What can be said to God? He knows all that you can say in the first place. You can bow down. You can celebrate. But still your bowing down, your celebration, your festivity, your thankfulness, your gratitude, they are still ways of speaking. You are trying to say something without words, because words are very small and the heart really wants to say something.

So it IS a dialogue, although silent. It is a communication in a sense, because you are there and the whole existence becomes your beloved, the whole existence becomes a ’thou’. And yet there is no ‘I’ and there is no ‘thou’ – both disappear. Both meet and merge into one unity, one organic whole. Just as the dewdrop disappears in the ocean, you disappear. There is no separation between you and existence, so how can there be a dialogue?

Both the definitions are true. Those who say prayer is a dialogue – Christians say that, Jews say that, Hindus say that – they are right.

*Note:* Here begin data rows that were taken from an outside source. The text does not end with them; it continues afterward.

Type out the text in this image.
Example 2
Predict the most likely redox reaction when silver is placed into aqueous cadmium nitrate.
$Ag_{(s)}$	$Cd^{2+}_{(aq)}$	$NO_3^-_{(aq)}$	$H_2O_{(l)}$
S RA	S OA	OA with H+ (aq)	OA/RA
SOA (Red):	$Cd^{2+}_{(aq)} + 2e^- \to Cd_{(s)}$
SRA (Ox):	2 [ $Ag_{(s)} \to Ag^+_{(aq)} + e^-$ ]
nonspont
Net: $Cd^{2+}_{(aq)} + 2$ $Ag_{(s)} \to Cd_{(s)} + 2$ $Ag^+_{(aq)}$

But they are talking only about one fragment of the enormous experience called prayer. Buddhists say: There is no dialogue. Jainism says: There is no dialogue – because there is no ‘I’ and no ‘thou’. There is absolute silence. They are also right, but then it is very difficult to be exact about prayer.

Krishna says that My devotee means self-alert person – His prayer is subjectivity. It is not an object that can be analyzed. In fact, you cannot show your prayer to anybody. And if somebody insists that “I don’t see any prayer in you,” you cannot prove it either. It is like love – less like water, more like love. That’s why Jesus says: God is love. Love is also indefinable.

In nutshell if I will say then both the ignorant person and self-alert person does the prayer but the context is different. For an ignorant person’s prayer is a demand and for a self-alert person the same prayer is resurrection.